Someone recently asked me which was more enjoyable--writing fiction or nonfiction. First, I had to narrow the terms for myself. I think of fiction as a short story or a novel in the genre of literary fiction. That's what I've written, anyway. And I think of nonfiction as a narrative that reveals a true story, such as a biography. That story is discovered through research. The research is synthesized to produce a narrative that reads in such a way that the story is enjoyable to a reader.
When I write fiction, I plan and outline and diagram and ponder. I write character descriptions that later I might decide to send to the trash pile if they don't work as characters or if I decide I don't need that character. I might follow my design through or I might decide it's not happening--it doesn't feel right, doesn't click, isn't honest, or maybe is just a dud of a story.
When I write nonfiction, I don't know what the sources will reveal about a subject, but let's take biography. I want to describe the times, the cultural setting, the challenges a person faced at various stages. A life outlines itself. I pursue lines of inquiry that seem promising and pore through sources, taking copious notes and filling notebooks or tablets. Then, I discover I'm spending too much time on one direction, that there's more interesting topics to pursue. Maybe I won't throw away those notes, but they'll go into an ever-growing pile that quite possibly will be dispensed with by some estate sale lady one day.
What's good about this kind of work? What's good is when fiction clicks and I'm writing something that makes me laugh or cry and when a character lives in my head so that I almost forget he's not real and almost tell a friend over coffee about the latest development in his life, as if he's a neighbor. When nonfiction clicks, I can't wait to get back online or to the library or back to piecing the manuscript together or adapting it to some new source material I've found. The time period becomes real, the people become real, and I almost tell a friend over coffee. . . .

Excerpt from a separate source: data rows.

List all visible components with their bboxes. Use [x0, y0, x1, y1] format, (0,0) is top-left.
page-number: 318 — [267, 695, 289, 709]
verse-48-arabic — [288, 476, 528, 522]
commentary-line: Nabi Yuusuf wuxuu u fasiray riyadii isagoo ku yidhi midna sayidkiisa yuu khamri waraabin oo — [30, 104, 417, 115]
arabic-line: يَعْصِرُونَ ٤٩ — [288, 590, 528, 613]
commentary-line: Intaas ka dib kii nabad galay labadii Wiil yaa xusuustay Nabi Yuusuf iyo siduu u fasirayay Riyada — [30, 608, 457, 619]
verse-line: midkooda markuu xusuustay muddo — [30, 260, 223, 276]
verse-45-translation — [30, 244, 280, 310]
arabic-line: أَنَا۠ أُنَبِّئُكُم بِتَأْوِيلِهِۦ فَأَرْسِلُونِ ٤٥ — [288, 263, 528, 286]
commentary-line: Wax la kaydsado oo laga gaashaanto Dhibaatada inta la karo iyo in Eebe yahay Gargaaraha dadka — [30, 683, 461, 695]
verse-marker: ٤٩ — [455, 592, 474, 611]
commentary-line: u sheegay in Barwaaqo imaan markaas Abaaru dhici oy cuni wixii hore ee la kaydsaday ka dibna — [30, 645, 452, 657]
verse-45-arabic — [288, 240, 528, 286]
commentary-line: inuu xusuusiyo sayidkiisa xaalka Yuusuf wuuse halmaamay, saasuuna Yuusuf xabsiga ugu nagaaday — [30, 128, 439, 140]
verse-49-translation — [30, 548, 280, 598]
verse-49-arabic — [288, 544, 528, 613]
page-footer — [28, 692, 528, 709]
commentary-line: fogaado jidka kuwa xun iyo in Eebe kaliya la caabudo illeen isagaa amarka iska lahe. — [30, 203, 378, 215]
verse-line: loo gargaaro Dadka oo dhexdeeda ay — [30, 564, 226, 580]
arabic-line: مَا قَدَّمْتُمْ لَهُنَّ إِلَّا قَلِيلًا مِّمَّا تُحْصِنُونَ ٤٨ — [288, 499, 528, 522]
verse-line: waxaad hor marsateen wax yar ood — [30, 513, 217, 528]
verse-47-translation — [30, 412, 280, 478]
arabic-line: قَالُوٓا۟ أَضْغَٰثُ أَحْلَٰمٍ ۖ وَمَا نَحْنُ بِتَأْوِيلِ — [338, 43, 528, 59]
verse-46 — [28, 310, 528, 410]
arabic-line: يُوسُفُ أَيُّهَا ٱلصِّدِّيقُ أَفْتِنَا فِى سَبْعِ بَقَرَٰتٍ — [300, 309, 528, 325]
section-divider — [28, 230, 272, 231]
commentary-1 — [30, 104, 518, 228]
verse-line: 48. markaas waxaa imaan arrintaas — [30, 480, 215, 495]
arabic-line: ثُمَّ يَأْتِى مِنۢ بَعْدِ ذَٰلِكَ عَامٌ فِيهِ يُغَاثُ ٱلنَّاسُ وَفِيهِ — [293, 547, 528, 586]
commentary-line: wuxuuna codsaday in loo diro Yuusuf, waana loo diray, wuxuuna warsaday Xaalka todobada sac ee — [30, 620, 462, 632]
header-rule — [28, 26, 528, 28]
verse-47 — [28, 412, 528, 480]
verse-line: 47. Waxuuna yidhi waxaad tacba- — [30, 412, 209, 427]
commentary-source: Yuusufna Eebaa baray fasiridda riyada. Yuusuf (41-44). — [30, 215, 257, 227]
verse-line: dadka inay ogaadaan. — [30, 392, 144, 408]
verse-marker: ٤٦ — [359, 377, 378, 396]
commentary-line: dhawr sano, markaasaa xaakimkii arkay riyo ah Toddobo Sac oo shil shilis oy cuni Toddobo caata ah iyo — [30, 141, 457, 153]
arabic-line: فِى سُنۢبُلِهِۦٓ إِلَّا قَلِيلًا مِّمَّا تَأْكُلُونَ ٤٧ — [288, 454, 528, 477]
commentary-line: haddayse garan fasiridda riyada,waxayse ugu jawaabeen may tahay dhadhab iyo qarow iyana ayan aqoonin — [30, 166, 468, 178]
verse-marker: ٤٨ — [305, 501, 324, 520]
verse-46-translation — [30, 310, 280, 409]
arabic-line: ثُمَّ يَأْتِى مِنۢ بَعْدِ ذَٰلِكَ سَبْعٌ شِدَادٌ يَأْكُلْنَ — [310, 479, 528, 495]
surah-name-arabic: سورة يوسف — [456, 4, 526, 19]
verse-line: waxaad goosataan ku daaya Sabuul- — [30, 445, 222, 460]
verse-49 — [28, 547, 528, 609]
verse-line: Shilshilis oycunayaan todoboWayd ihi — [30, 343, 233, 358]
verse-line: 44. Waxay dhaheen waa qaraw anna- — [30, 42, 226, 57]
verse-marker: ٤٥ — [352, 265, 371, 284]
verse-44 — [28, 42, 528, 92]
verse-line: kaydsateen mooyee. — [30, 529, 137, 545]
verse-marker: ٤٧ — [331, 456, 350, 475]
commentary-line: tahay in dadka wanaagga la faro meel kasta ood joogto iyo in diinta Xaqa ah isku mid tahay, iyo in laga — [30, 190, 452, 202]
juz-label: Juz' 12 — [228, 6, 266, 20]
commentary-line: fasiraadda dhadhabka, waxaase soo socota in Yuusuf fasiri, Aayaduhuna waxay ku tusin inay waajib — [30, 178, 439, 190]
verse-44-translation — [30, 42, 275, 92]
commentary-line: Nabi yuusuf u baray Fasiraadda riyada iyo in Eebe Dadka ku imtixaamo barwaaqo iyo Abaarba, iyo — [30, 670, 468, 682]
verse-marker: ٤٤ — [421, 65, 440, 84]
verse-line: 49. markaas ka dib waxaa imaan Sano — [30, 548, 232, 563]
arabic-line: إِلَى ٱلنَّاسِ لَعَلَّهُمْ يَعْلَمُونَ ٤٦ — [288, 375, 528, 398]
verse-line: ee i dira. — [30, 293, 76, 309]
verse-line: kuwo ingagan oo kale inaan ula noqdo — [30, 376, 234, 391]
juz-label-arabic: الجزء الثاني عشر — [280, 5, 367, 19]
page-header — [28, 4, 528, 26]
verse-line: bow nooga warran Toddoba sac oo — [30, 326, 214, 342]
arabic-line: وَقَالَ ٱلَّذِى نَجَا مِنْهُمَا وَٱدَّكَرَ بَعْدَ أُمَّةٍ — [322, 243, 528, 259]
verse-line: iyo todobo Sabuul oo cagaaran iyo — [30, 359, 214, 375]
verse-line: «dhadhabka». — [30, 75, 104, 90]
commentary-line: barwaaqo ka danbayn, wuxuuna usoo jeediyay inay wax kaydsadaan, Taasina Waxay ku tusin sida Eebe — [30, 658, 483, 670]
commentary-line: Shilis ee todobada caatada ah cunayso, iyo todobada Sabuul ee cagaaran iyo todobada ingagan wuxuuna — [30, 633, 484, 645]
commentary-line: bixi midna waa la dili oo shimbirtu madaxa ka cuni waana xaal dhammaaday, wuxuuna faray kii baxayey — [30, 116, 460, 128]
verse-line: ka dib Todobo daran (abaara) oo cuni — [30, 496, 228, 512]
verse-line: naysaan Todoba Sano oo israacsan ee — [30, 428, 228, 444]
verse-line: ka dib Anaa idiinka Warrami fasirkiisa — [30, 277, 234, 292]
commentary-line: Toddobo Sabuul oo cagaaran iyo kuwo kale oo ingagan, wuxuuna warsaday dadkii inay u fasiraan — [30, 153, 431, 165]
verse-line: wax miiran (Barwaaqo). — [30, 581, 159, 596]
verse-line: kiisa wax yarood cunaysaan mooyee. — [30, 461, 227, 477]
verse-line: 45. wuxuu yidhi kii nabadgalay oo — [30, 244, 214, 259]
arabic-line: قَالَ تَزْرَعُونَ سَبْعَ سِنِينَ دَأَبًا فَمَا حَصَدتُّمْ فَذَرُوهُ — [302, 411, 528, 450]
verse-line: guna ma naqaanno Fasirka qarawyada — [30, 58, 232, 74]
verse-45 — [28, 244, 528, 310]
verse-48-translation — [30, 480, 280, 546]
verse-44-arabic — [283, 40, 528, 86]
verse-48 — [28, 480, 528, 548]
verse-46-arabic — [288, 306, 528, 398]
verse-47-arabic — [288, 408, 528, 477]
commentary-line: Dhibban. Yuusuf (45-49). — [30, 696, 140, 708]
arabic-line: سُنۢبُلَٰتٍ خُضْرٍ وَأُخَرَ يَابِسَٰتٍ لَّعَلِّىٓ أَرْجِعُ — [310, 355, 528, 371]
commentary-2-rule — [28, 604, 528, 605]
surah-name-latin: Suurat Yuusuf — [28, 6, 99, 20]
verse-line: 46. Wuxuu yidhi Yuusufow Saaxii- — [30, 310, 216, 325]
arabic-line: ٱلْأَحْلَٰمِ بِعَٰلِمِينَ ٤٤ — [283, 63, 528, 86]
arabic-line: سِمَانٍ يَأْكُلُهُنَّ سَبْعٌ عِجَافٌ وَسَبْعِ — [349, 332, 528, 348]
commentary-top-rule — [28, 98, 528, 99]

Both genres involve telling a good story. Both involve research and getting details accurate and consistent. Both take over my imagination and become a beautiful obsession with characters and what happens. Ernest Hemingway said, “There is nothing to writing. All you do is sit down at a typewriter and bleed.” I would argue there's more involved than "bleeding." And it's a lot more fun, especially when I'm letting the story or the discoveries plot my course and don't force something out. But then, I'm far from being a
Hemingway. Writing in any genre can be a lonely, painful journey full of feelings of inadequacy and self-doubt. And then I make myself laugh. Or cry. Or a reader tells me they thought about Charley Bristow, the main character in The Lark, and I'm in heaven.